Not that Britain's army of Beemer fans and fully grown boy racers with company car allowances to spend are likely to mind. More than 1.2 million models of the "poor man's BMW" have been sold worldwide since its launch in 2004, and the new model is expected to be as popular as ever. This despite concern from Jeremy Clarkson and the high-speed idiot brigade that the entry-level 1 Series is sailing dangerously close to diluting BMW's performance brand.
Why then has the 1 Series been so popular? It might be a dog's dinner to look at (and seem a step-down from the sporty mile-eaters and executive behemoths which are central to the brand), but from behind the wheel it comes close to achieving BMW's claim of being the "Ultimate Driving Machine". Yes it's nonsensical advertising speak, but the 1 Series really does succeed in ticking lots of performance boxes, as I found out on a trip down to the Goodwood Revival in a 116i Sport model recently.
Its rear-wheel drive set-up (for sports car-like acceleration) sacrifices cabin space, but delivers agile handling that's firmly planted into corners and blisteringly quick out of them. BMW research shows that 80 per cent of 1 Series owners don't know if their car is front- or rear-wheel drive, or even know what the distinction means, but it's BMW's USP and one that's not abandoned on even this, its cheapest model. And as I head south, its smooth snatch-free transmission, excellent build quality and laser-guided steering make navigating London's congested streets and hooning through the open-country roads of Sussex equally enjoyable.

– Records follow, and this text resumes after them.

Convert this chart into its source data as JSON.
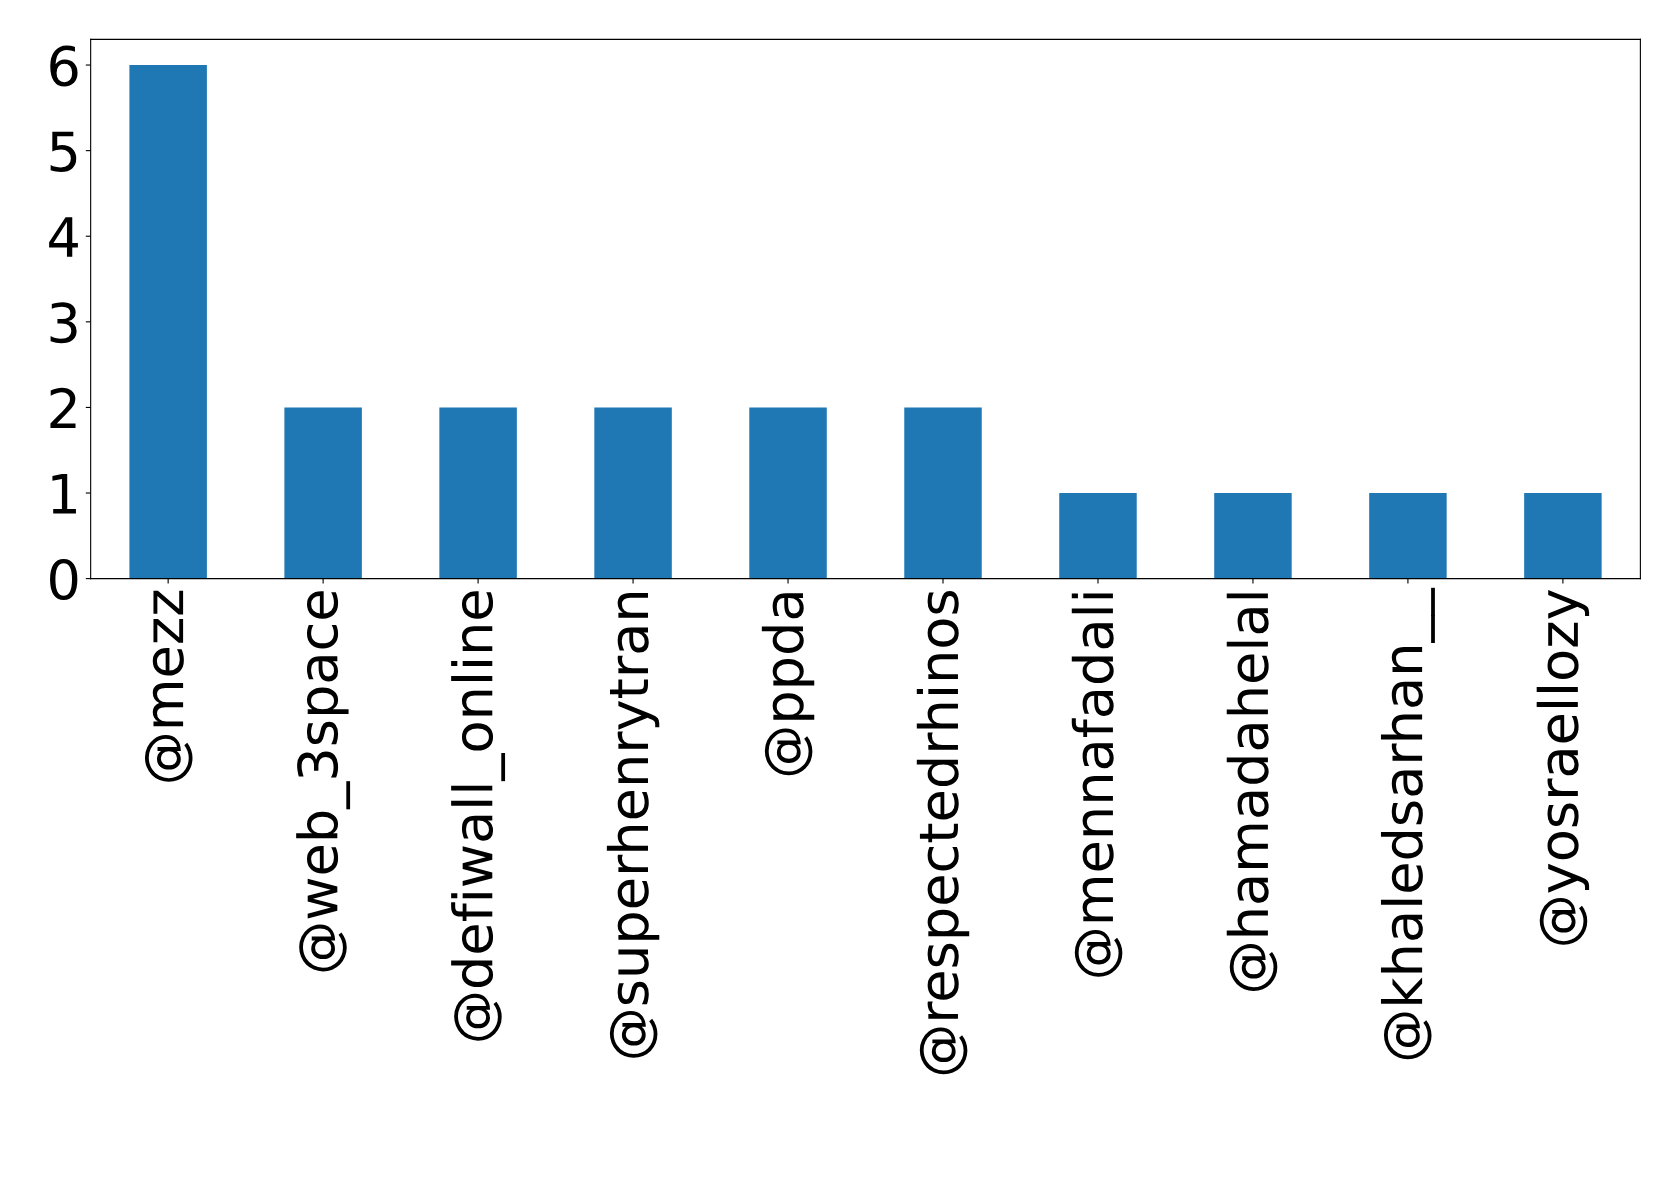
{
  "chart_data": {
    "type": "bar",
    "categories": [
      "@mezz",
      "@web_3space",
      "@defiwall_online",
      "@superhenrytran",
      "@ppda",
      "@respectedrhinos",
      "@mennafadali",
      "@hamadahelal",
      "@khaledsarhan__",
      "@yosraellozy"
    ],
    "values": [
      6,
      2,
      2,
      2,
      2,
      2,
      1,
      1,
      1,
      1
    ],
    "color": "#1f77b4",
    "ylim": [
      0,
      6.3
    ],
    "yticks": [
      0,
      1,
      2,
      3,
      4,
      5,
      6
    ],
    "grid": false,
    "legend": false
  }
}
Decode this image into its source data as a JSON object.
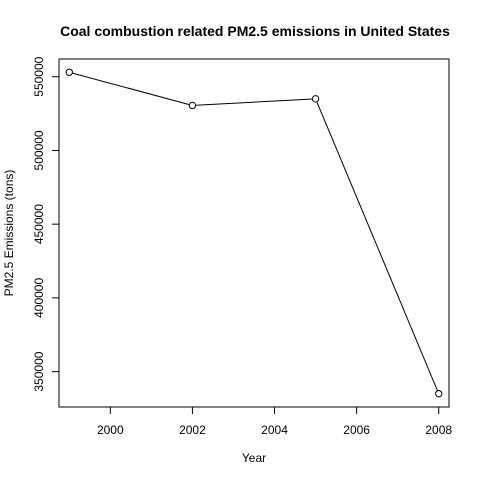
{
  "chart_data": {
    "type": "line",
    "title": "Coal combustion related PM2.5 emissions in United States",
    "xlabel": "Year",
    "ylabel": "PM2.5 Emissions (tons)",
    "x": [
      1999,
      2002,
      2005,
      2008
    ],
    "y": [
      553000,
      530500,
      535000,
      335000
    ],
    "xlim": [
      1998.75,
      2008.25
    ],
    "ylim": [
      326000,
      562000
    ],
    "x_ticks": [
      "2000",
      "2002",
      "2004",
      "2006",
      "2008"
    ],
    "y_ticks": [
      "350000",
      "400000",
      "450000",
      "500000",
      "550000"
    ],
    "marker": "open-circle",
    "line_color": "#000000",
    "grid": false
  }
}
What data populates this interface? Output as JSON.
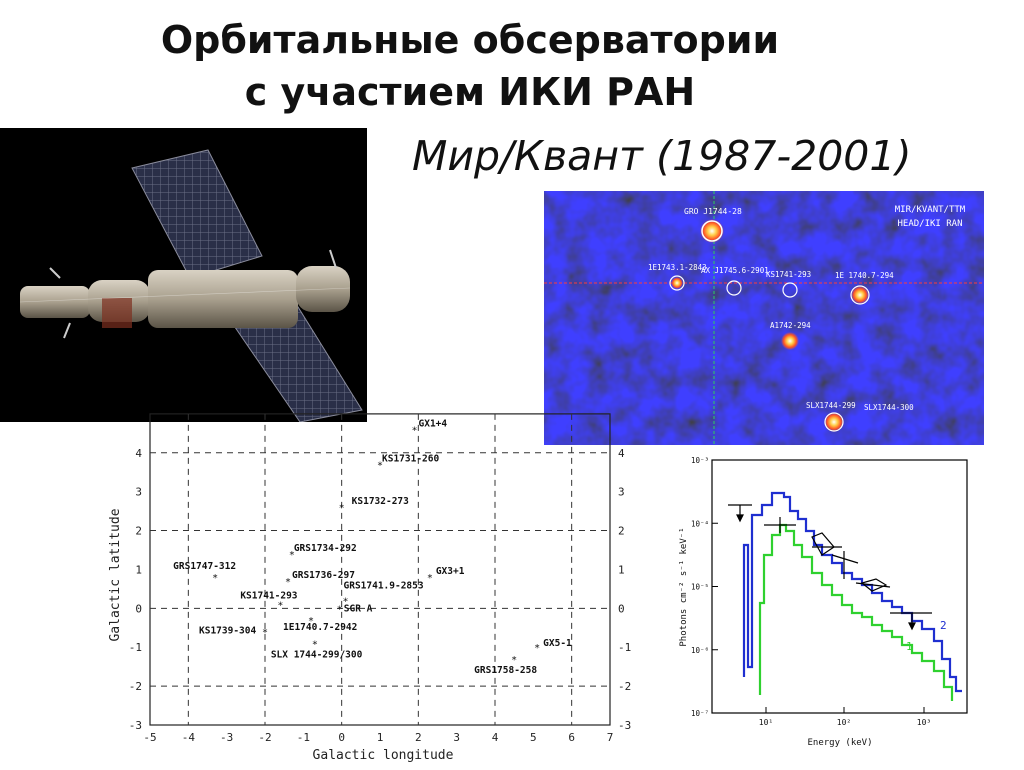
{
  "slide": {
    "title_line1": "Орбитальные обсерватории",
    "title_line2": "с участием ИКИ РАН",
    "subtitle": "Мир/Квант (1987-2001)"
  },
  "sky_map": {
    "header_line1": "MIR/KVANT/TTM",
    "header_line2": "HEAD/IKI RAN",
    "sources": [
      {
        "label": "GRO J1744-28"
      },
      {
        "label": "1E1743.1-2843"
      },
      {
        "label": "AX J1745.6-2901"
      },
      {
        "label": "KS1741-293"
      },
      {
        "label": "1E 1740.7-294"
      },
      {
        "label": "A1742-294"
      },
      {
        "label": "SLX1744-299"
      },
      {
        "label": "SLX1744-300"
      }
    ]
  },
  "galactic_map": {
    "xlabel": "Galactic longitude",
    "ylabel": "Galactic latitude",
    "x_ticks": [
      "-5",
      "-4",
      "-3",
      "-2",
      "-1",
      "0",
      "1",
      "2",
      "3",
      "4",
      "5",
      "6",
      "7"
    ],
    "y_ticks": [
      "-3",
      "-2",
      "-1",
      "0",
      "1",
      "2",
      "3",
      "4"
    ],
    "sources": [
      {
        "label": "GX1+4"
      },
      {
        "label": "KS1731-260"
      },
      {
        "label": "KS1732-273"
      },
      {
        "label": "GRS1734-292"
      },
      {
        "label": "GRS1747-312"
      },
      {
        "label": "GRS1736-297"
      },
      {
        "label": "GX3+1"
      },
      {
        "label": "GRS1741.9-2853"
      },
      {
        "label": "KS1741-293"
      },
      {
        "label": "SGR A"
      },
      {
        "label": "1E1740.7-2942"
      },
      {
        "label": "KS1739-304"
      },
      {
        "label": "SLX 1744-299/300"
      },
      {
        "label": "GX5-1"
      },
      {
        "label": "GRS1758-258"
      }
    ]
  },
  "spectrum": {
    "xlabel": "Energy (keV)",
    "ylabel": "Photons cm⁻² s⁻¹ keV⁻¹",
    "y_ticks": [
      "10⁻³",
      "10⁻⁴",
      "10⁻⁵",
      "10⁻⁶",
      "10⁻⁷"
    ],
    "x_ticks": [
      "10¹",
      "10²",
      "10³"
    ],
    "series": [
      {
        "name": "1",
        "color": "#2fd12f"
      },
      {
        "name": "2",
        "color": "#1f2fd0"
      }
    ]
  }
}
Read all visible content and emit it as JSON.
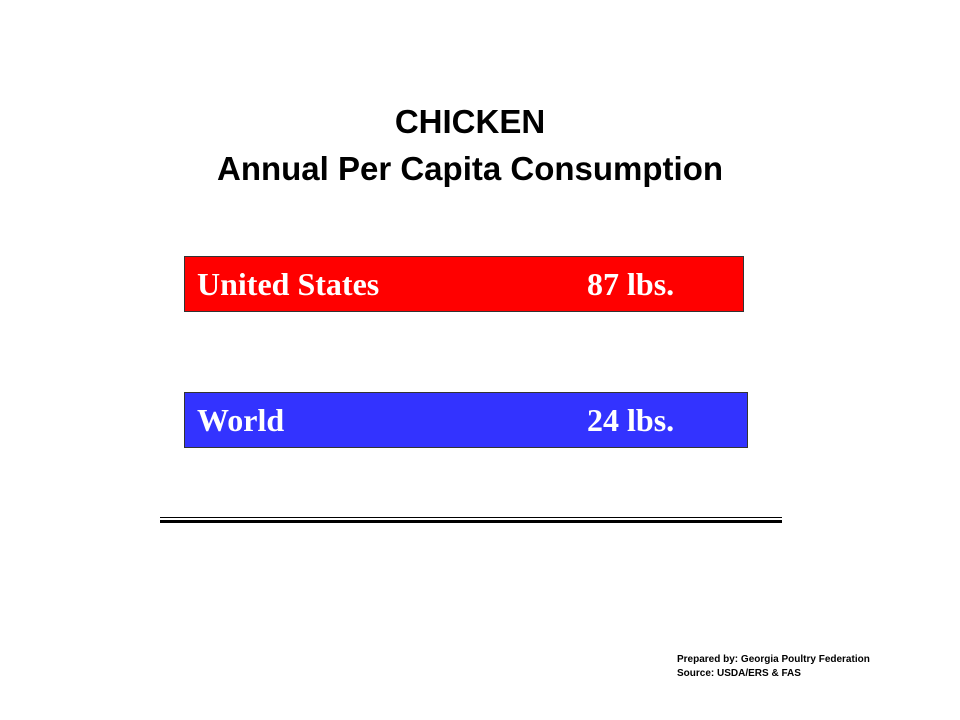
{
  "title": {
    "line1": "CHICKEN",
    "line2": "Annual Per Capita Consumption"
  },
  "rows": [
    {
      "label": "United States",
      "value": "87 lbs."
    },
    {
      "label": "World",
      "value": "24 lbs."
    }
  ],
  "footer": {
    "prepared": "Prepared by: Georgia Poultry Federation",
    "source": "Source: USDA/ERS & FAS"
  }
}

Parking by a shiny 6 Series convertible (the top of the BMW range) in the Goodwood car park it's still hard not to feel like the poor relation in the perfectionist German family, but that misses the point of the 1 Series. Yes, it's a fantastic driving car, but like the Ford Focus, Vauxhall Astra and VW Golf it is a five-door family hatchback with all the practicality, comfort and economy that entails. Gone even is the poor ride and cramped rear space (it's 85mm longer and 17mm wider than the one it replaces) of the original model. It's by no means perfect (with prices starting alarmingly high for a hatchback), but it really is a practical and livable machine that's also a fantastic driver's car.
Most buyers will opt for one of the more frugal diesel engines, soon to include the ultra-green 116d ED, which claims (provided you don't thrash it too often) CO2 emissions under the magic number of 99g/km, meaning car tax and congestion charge-free motoring. But even in its less-engaging incarnations it still plays to a buyer keen to ditch the humdrum of Vauxhalls, Fords and Toyotas for a proper dose of German luxury. And in this it delivers not only practicality and economy but the best handling and most fun per mile in its class. Squat looks aside, BMW has finally got the small car just right.